The following year, she successfully defended her title. And yet, her career was never planned to go that way. Today, the Austrian is a member of Mammut’s Pro Team Freeride and lives in Innsbruck.
In 1989, Nadine Wallner was born in Bludenz, a town in the Austrian state of Vorarlberg. She initially grew up in Lech, later moving to Klostertal with her family. Thanks to the influence of her father, an experienced mountain and ski guide, Nadine Wallner developed a keen interest in mountain sports at an early age.
She had started skiing at the age of three. By the age of six, she had already skied on the Valluga, a 2,809 meter high mountain in the westerly Lechtal Alps. From this day on, it was very clear to her that she belonged in the mountains. At the age of 13, she conquered her first four thousander in the Western Alps.

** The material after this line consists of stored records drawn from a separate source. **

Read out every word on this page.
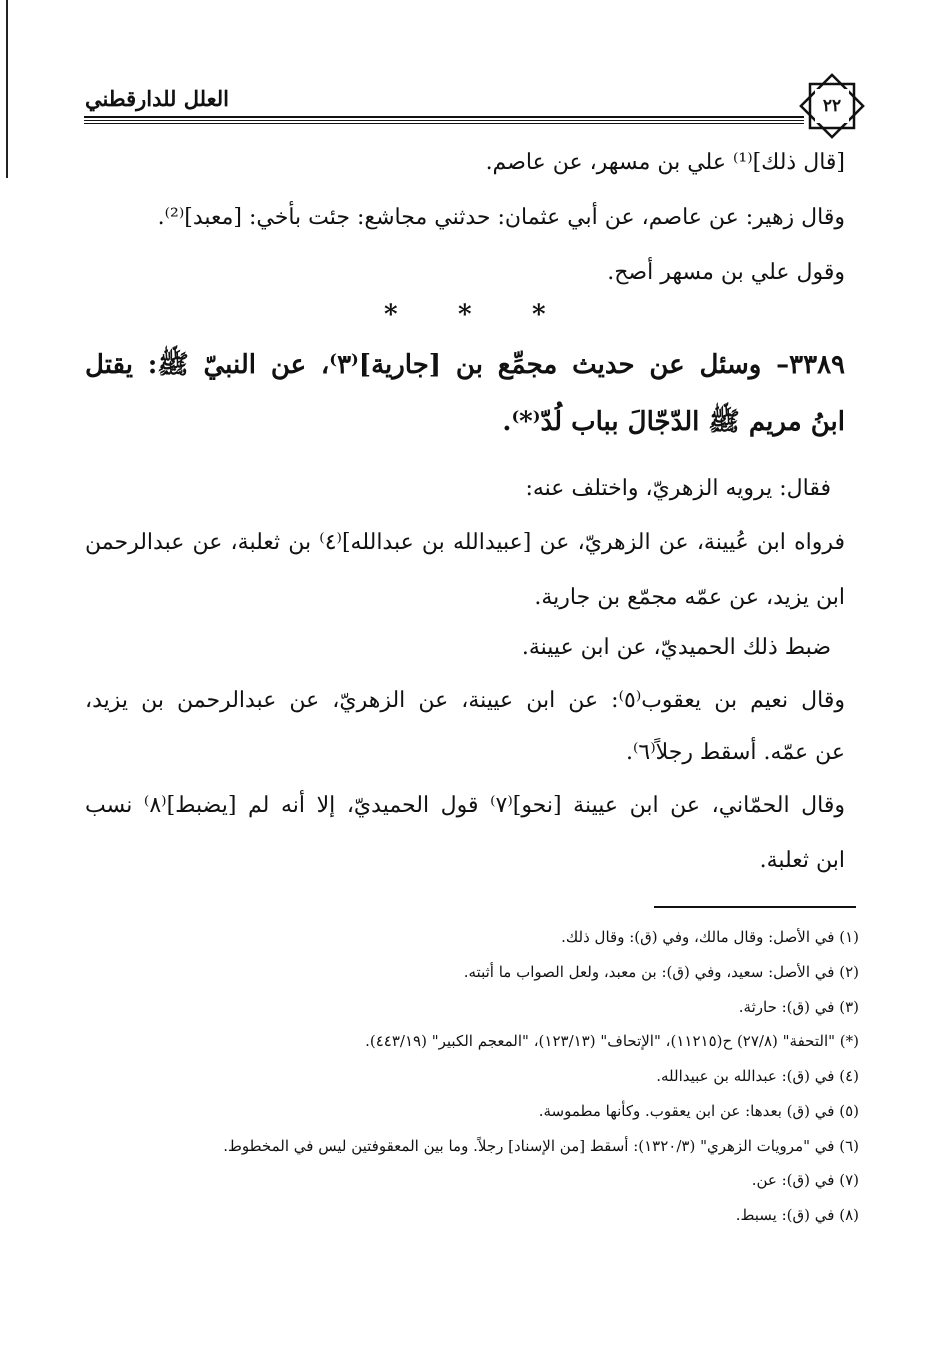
العلل للدارقطني	٢٢
[قال ذلك]⁽¹⁾ علي بن مسهر، عن عاصم.
وقال زهير: عن عاصم، عن أبي عثمان: حدثني مجاشع: جئت بأخي: [معبد]⁽²⁾.
وقول علي بن مسهر أصح.
* * *
٣٣٨٩– وسئل عن حديث مجمِّع بن [جارية]⁽٣⁾، عن النبيّ ﷺ: يقتل
ابنُ مريم ﷺ الدّجّالَ بباب لُدّ⁽*⁾.
فقال: يرويه الزهريّ، واختلف عنه:
فرواه ابن عُيينة، عن الزهريّ، عن [عبيدالله بن عبدالله]⁽٤⁾ بن ثعلبة، عن عبدالرحمن
ابن يزيد، عن عمّه مجمّع بن جارية.
ضبط ذلك الحميديّ، عن ابن عيينة.
وقال نعيم بن يعقوب⁽٥⁾: عن ابن عيينة، عن الزهريّ، عن عبدالرحمن بن يزيد،
عن عمّه. أسقط رجلاً⁽٦⁾.
وقال الحمّاني، عن ابن عيينة [نحو]⁽٧⁾ قول الحميديّ، إلا أنه لم [يضبط]⁽٨⁾ نسب
ابن ثعلبة.
(١) في الأصل: وقال مالك، وفي (ق): وقال ذلك.
(٢) في الأصل: سعيد، وفي (ق): بن معبد، ولعل الصواب ما أثبته.
(٣) في (ق): حارثة.
(*) "التحفة" (٢٧/٨) ح(١١٢١٥)، "الإتحاف" (١٢٣/١٣)، "المعجم الكبير" (٤٤٣/١٩).
(٤) في (ق): عبدالله بن عبيدالله.
(٥) في (ق) بعدها: عن ابن يعقوب. وكأنها مطموسة.
(٦) في "مرويات الزهري" (١٣٢٠/٣): أسقط [من الإسناد] رجلاً. وما بين المعقوفتين ليس في المخطوط.
(٧) في (ق): عن.
(٨) في (ق): يسبط.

To begin with, Nadine Wallner strove for a career as an alpine ski racer, but after sustaining several injuries early on, she had to bury her dream. Instead, she began training to become a certified ski instructor and guide. A friend suggested soon after that Nadine should make a career out of her freeriding hobby and take part in professional contests.
Before she was able to compete against the world’s elite, Wallner had to prove her skills in the 2011/12 season’s Freeride World Qualifiers.
She celebrated spectacular successes, winning on the Kitzsteinhorn (X OVER RIDE qualifiers) and in Nendaz. She ended the season in overall third place of the Qualifier Tour, and as a result was given a starting position in the 2012/13 World Tour.
In her first professional year she went from rookie to world champion. Her position climbed with each race that she competed in: from fifth place in Kirkwood, up to third place in Verbier and two second place positions in Chamonix and Revelstoke, finally being crowned the World Champion upon her home race victory in Fieberbrunn. In the 2013/14 season, she was able to repeat her success of the previous year in Kappl.
Due to a severe injury, she has since been unsuccessful in defending her title. In April, she was touring in Alaska with a camera crew and two former world champions, Aline Bock and Mitch Tölderer. They wanted to make a ski film in the wilderness of the American state.
While there, she plummeted 250m, sustaining an open fracture of her tibia and fibula. “I think the whole of Alaska heard me screaming,” she once said about the accident. Later, when Wallner was back on her feet, filming was completed and the film was shown as part of the Freeride Filmfestival tour.
When Wallner isn’t speeding down the slopes, she can be found studying Sports Management in Innsbruck.